Photography

The Photographer Who Captured America’s Dark Side – Mental Floss

The Photographer Who Captured America’s Dark Side – Mental Floss

On a hot September day in 1957, Jack Kerouac sat on a New York City sidewalk holding America in his hands. At least, that’s how it felt. In reality, he held a book of photographs taken by a Swiss photographer named Robert Frank. Like Kerouac, who had recently released On the Road, Frank had just completed a historic road trip across America. He had driven from New York City to Detroit to New Orleans to Los Angeles, photographing practically every big city and one-horse town along the way. He planned to publish the photos in a book and wanted Kerouac to write an introduction. So the two met outside of a party, plopped down on the sidewalk, and flipped through the pictures.
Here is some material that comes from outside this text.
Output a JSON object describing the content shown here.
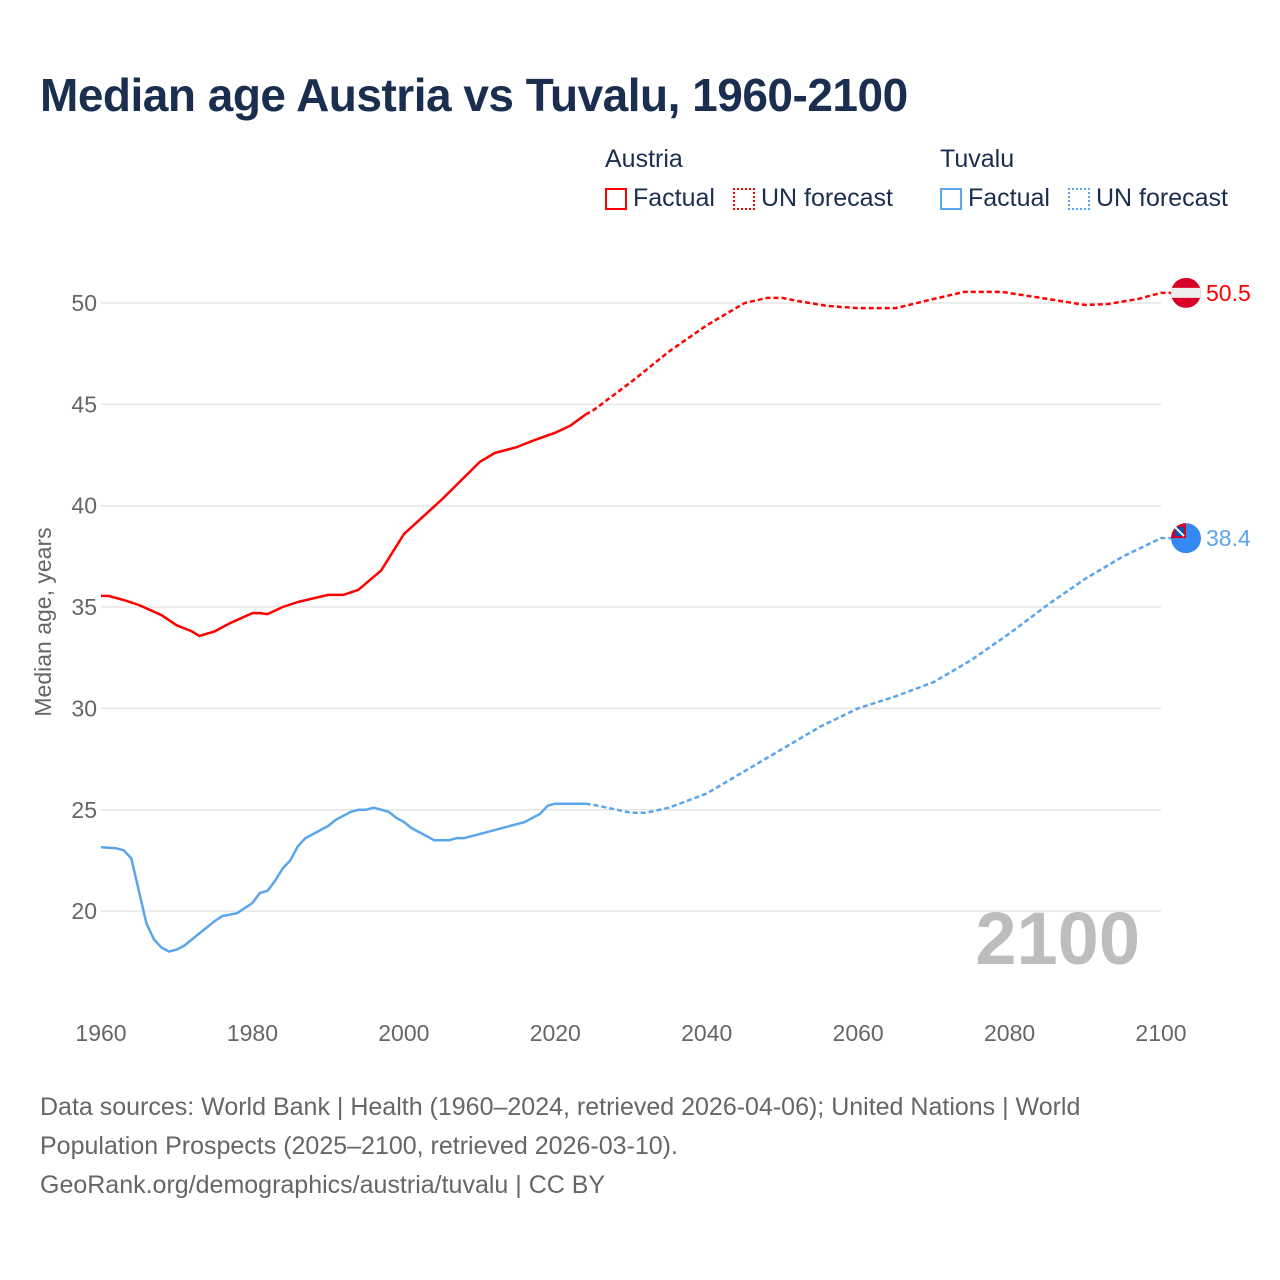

There were cowboys and cars, jukeboxes and tattered flags, cemeteries and shoe shiners, politicians and proselytizers. And, in one photo, a shining stretch of straight highway in New Mexico, darting like an arrow toward the horizon. Kerouac was sold. To him, the pictures did more than capture America: The black-and-white film had “caught the actual pink juice of human kind.” He agreed to write some text to accompany it. “What a poem this is,” he’d tell Frank. “You got eyes.”

It hadn’t been easy. Frank had driven more than 10,000 miles to capture those photos. Along the way, he used 767 rolls of film, filled uncountable tanks of 
gas, and endured two stints in jail. He knew the photographs were good. But he didn’t necessarily think they would change photography—or how people see the country.